Qu’est-ce qui, selon vous, justifie ce projet de fusion ?

B.C. : Ce projet de fusion s’inscrit dans un contexte avec des exploitations de plus en plus grandes, des troupeaux plus importants et un besoin de plus de technicité pour augmenter les performances. Face à cela, nous devons nous inscrire dans l’innovation. Notre souhait est de poursuivre dans cette voie et d’amplifier cette tendance, comme par exemple avec XtrémiA(*) innovation sur la-quelle Codélia n’aurait pas pu partir seule. Mais ce rapprochement nous permet aussi  d’optimiser des moyens financiers et des compétences. Une équipe encadrante plus spécialisée, des inséminateurs et des cadres de plus en plus qualifiés, tel est notre souhait. À Codélia ou à Eliacoop, les cadres étaient multitâches. Avec la fusion, ils seront spécialisés sur un domaine d’activité. Pour exemple, nous aurons un technicien spécialisé sur le génotypage…
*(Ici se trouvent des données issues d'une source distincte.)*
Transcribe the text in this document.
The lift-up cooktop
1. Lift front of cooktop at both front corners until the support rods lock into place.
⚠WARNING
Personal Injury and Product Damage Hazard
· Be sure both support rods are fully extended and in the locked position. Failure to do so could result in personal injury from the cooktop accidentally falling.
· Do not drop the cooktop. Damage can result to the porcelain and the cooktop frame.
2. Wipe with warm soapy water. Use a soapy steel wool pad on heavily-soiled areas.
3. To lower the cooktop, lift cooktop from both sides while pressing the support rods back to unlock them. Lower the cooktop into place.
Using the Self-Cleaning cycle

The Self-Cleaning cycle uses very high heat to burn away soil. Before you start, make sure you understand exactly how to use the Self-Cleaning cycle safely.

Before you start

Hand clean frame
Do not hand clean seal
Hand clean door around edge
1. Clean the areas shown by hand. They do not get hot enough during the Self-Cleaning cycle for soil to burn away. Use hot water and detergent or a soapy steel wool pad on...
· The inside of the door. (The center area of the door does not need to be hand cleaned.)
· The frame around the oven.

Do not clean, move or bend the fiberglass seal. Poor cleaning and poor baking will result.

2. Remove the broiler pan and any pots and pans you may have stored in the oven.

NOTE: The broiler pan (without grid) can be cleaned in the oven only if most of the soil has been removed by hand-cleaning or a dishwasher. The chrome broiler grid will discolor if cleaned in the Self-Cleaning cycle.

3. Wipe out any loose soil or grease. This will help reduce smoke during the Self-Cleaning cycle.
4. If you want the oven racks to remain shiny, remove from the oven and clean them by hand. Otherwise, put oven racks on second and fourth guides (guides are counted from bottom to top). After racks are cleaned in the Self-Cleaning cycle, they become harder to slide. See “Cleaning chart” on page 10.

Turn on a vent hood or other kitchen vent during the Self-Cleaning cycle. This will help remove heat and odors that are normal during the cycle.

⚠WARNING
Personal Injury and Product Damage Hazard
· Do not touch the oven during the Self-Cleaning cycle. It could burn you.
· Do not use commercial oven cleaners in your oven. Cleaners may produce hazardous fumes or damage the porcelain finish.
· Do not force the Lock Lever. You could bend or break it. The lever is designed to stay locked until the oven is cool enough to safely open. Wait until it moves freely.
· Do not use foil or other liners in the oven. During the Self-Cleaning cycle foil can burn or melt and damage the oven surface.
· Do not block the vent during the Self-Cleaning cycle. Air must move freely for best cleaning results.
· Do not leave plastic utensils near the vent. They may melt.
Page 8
En terme d’emplois sur les  trois entités, y aura-t-il des changements ?

B.C. : On compte actuellement 128 personnes sur les trois coopératives dont 92 inséminateurs. Il y aura des changements au niveau des postes, quelques départs en retraites non remplacés, mais par ailleurs quelques embauches pour des missions que nous souhaitons développer comme un poste pour faire le lien avec la vie territoriale… Pour les agriculteurs, il n’y aura pas de changements importants.
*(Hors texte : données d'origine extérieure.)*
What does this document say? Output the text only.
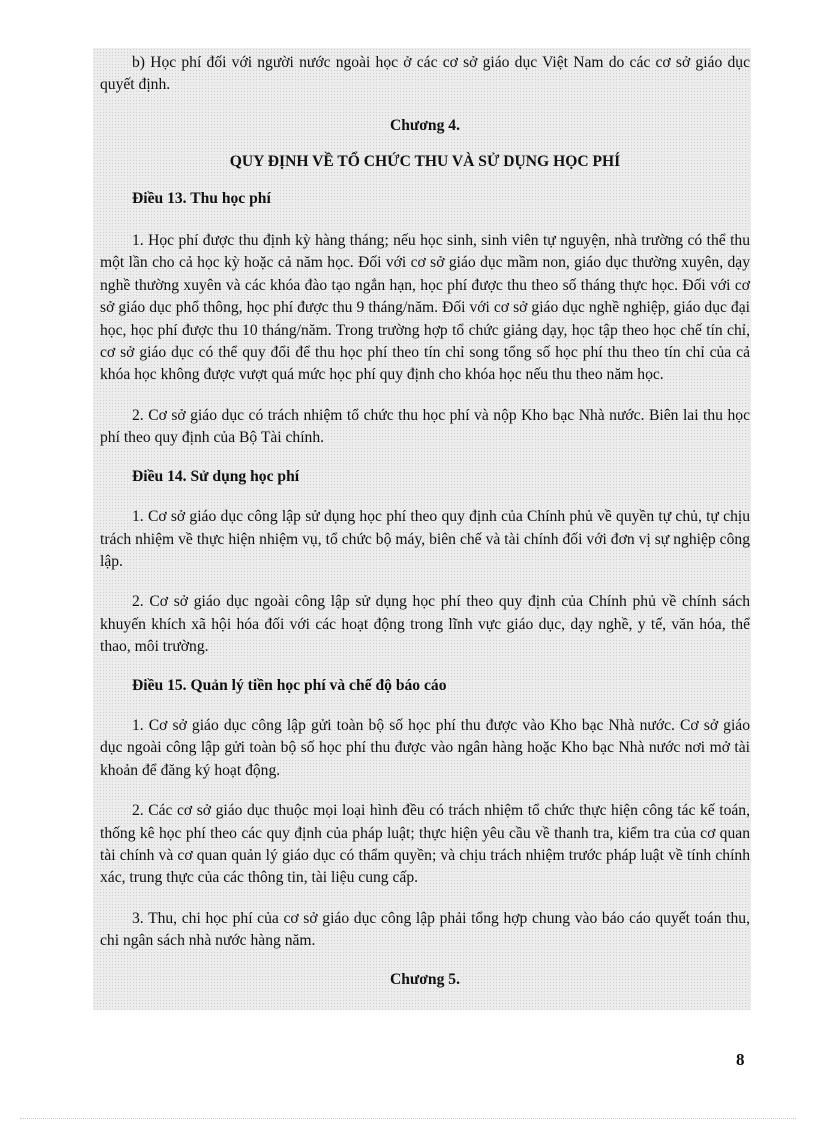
b) Học phí đối với người nước ngoài học ở các cơ sở giáo dục Việt Nam do các cơ sở giáo dục quyết định.

Chương 4.

QUY ĐỊNH VỀ TỔ CHỨC THU VÀ SỬ DỤNG HỌC PHÍ

Điều 13. Thu học phí

1. Học phí được thu định kỳ hàng tháng; nếu học sinh, sinh viên tự nguyện, nhà trường có thể thu một lần cho cả học kỳ hoặc cả năm học. Đối với cơ sở giáo dục mầm non, giáo dục thường xuyên, dạy nghề thường xuyên và các khóa đào tạo ngắn hạn, học phí được thu theo số tháng thực học. Đối với cơ sở giáo dục phổ thông, học phí được thu 9 tháng/năm. Đối với cơ sở giáo dục nghề nghiệp, giáo dục đại học, học phí được thu 10 tháng/năm. Trong trường hợp tổ chức giảng dạy, học tập theo học chế tín chỉ, cơ sở giáo dục có thể quy đổi để thu học phí theo tín chỉ song tổng số học phí thu theo tín chỉ của cả khóa học không được vượt quá mức học phí quy định cho khóa học nếu thu theo năm học.

2. Cơ sở giáo dục có trách nhiệm tổ chức thu học phí và nộp Kho bạc Nhà nước. Biên lai thu học phí theo quy định của Bộ Tài chính.

Điều 14. Sử dụng học phí

1. Cơ sở giáo dục công lập sử dụng học phí theo quy định của Chính phủ về quyền tự chủ, tự chịu trách nhiệm về thực hiện nhiệm vụ, tổ chức bộ máy, biên chế và tài chính đối với đơn vị sự nghiệp công lập.

2. Cơ sở giáo dục ngoài công lập sử dụng học phí theo quy định của Chính phủ về chính sách khuyến khích xã hội hóa đối với các hoạt động trong lĩnh vực giáo dục, dạy nghề, y tế, văn hóa, thể thao, môi trường.

Điều 15. Quản lý tiền học phí và chế độ báo cáo

1. Cơ sở giáo dục công lập gửi toàn bộ số học phí thu được vào Kho bạc Nhà nước. Cơ sở giáo dục ngoài công lập gửi toàn bộ số học phí thu được vào ngân hàng hoặc Kho bạc Nhà nước nơi mở tài khoản để đăng ký hoạt động.

2. Các cơ sở giáo dục thuộc mọi loại hình đều có trách nhiệm tổ chức thực hiện công tác kế toán, thống kê học phí theo các quy định của pháp luật; thực hiện yêu cầu về thanh tra, kiểm tra của cơ quan tài chính và cơ quan quản lý giáo dục có thẩm quyền; và chịu trách nhiệm trước pháp luật về tính chính xác, trung thực của các thông tin, tài liệu cung cấp.

3. Thu, chi học phí của cơ sở giáo dục công lập phải tổng hợp chung vào báo cáo quyết toán thu, chi ngân sách nhà nước hàng năm.

Chương 5.

8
Et en terme d’organisation ?

B.C. : Au niveau de la gouvernance, si aujourd’hui les trois coop comptent 3 présidents et 61 administrateurs, après fusion il n’y aura plus qu’un président et 23 administrateurs. Si la fusion est validée au soir du 31 mars, le Conseil d’administration de la nouvelle entité se réunira le 8 avril pour élire ses représentants.
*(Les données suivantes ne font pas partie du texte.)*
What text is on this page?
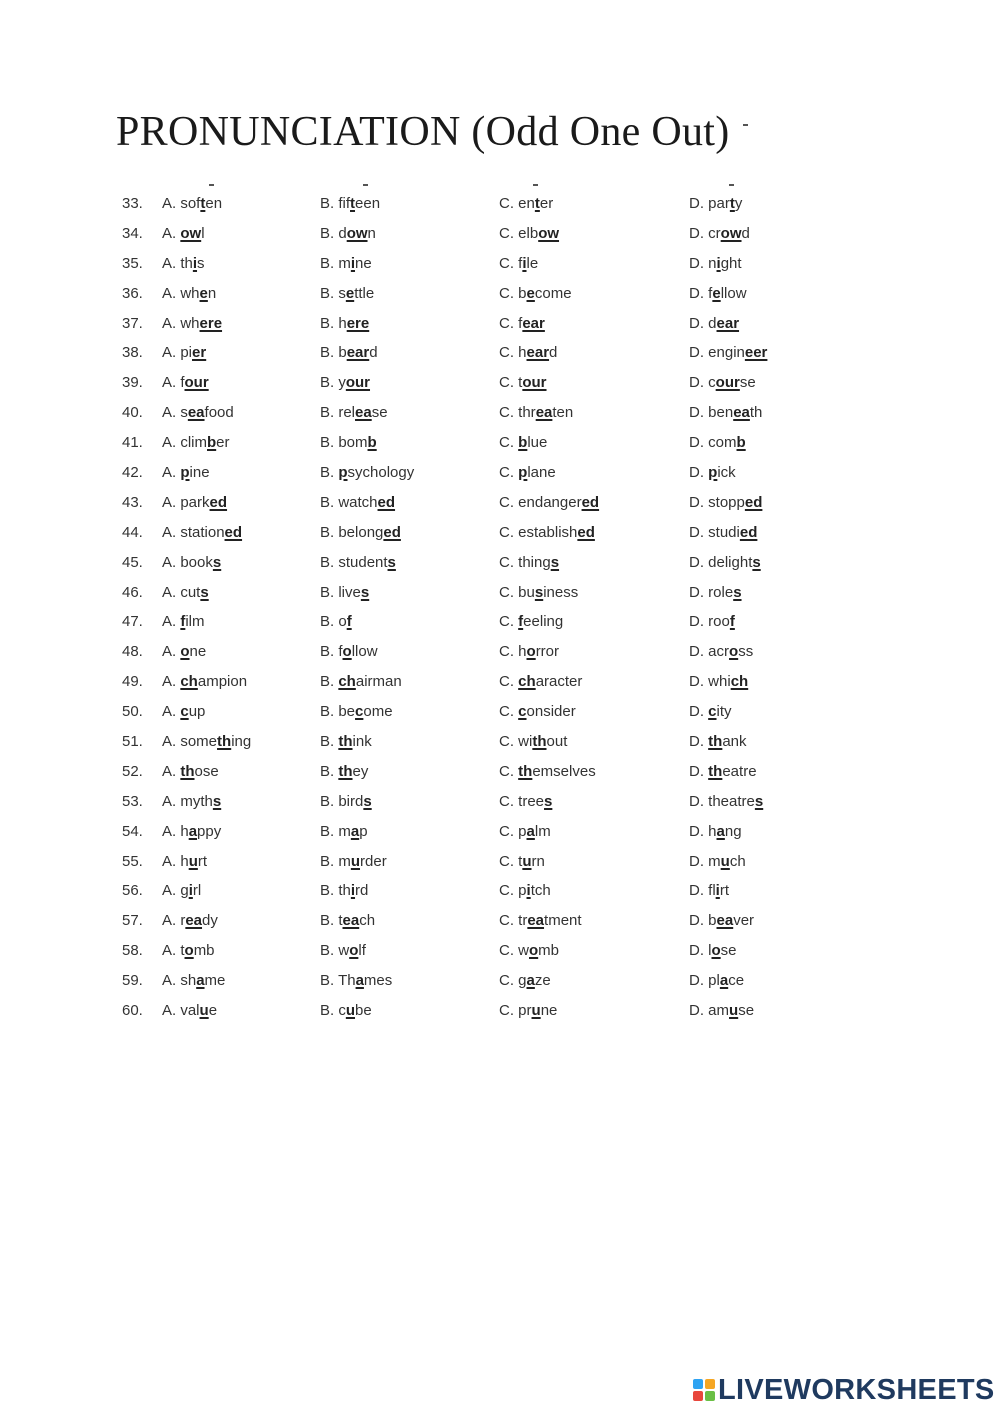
PRONUNCIATION (Odd One Out)
33. A. soften	B. fifteen	C. enter	D. party
34. A. owl	B. down	C. elbow	D. crowd
35. A. this	B. mine	C. file	D. night
36. A. when	B. settle	C. become	D. fellow
37. A. where	B. here	C. fear	D. dear
38. A. pier	B. beard	C. heard	D. engineer
39. A. four	B. your	C. tour	D. course
40. A. seafood	B. release	C. threaten	D. beneath
41. A. climber	B. bomb	C. blue	D. comb
42. A. pine	B. psychology	C. plane	D. pick
43. A. parked	B. watched	C. endangered	D. stopped
44. A. stationed	B. belonged	C. established	D. studied
45. A. books	B. students	C. things	D. delights
46. A. cuts	B. lives	C. business	D. roles
47. A. film	B. of	C. feeling	D. roof
48. A. one	B. follow	C. horror	D. across
49. A. champion	B. chairman	C. character	D. which
50. A. cup	B. become	C. consider	D. city
51. A. something	B. think	C. without	D. thank
52. A. those	B. they	C. themselves	D. theatre
53. A. myths	B. birds	C. trees	D. theatres
54. A. happy	B. map	C. palm	D. hang
55. A. hurt	B. murder	C. turn	D. much
56. A. girl	B. third	C. pitch	D. flirt
57. A. ready	B. teach	C. treatment	D. beaver
58. A. tomb	B. wolf	C. womb	D. lose
59. A. shame	B. Thames	C. gaze	D. place
60. A. value	B. cube	C. prune	D. amuse
LIVEWORKSHEETS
Trois coopératives d’élevage se regroupent. Qu’est-ce que cela représente au plan national ?

B.C. : Trois petites coopératives fusionnent… mais la nouvelle coopérative restera petite, tout en devenant la 5ème au niveau français. En Montbéliarde, on sera désormais la 2ème force derrière la Franche-Conté.À travers cette fusion, la volonté de Codélia et des deux autres coopératives, c’est d’aller plus vite et plus loin. Nous voulons travailler avec l’ensemble de la filière et nous rapprocher des organisations de l’aval ; l’objectif étant de connaître les produits et les marchés pour faire évoluer la sélection en adéquation avec la demande. Exemple le lait de santé… Nous voulons aussi unir nos moyens pour la recherche en nutrigénomique et épigénomique. Cette fusion est porteuse de sens, d’ambition et de réussite pour nos élevages.

 

Propos recueillis par Suzanne Marion


(*) L’innovation techniqueXtremiA est le fruit de deux années de travaux menés par Elexinn, start up créée en 2012 par les coopératives Codélia, Eliacoop et Cecna. Nous reviendrons sur ce nouveau concept d’insémination dans un prochain numéro de La Haute-Loire Paysanne.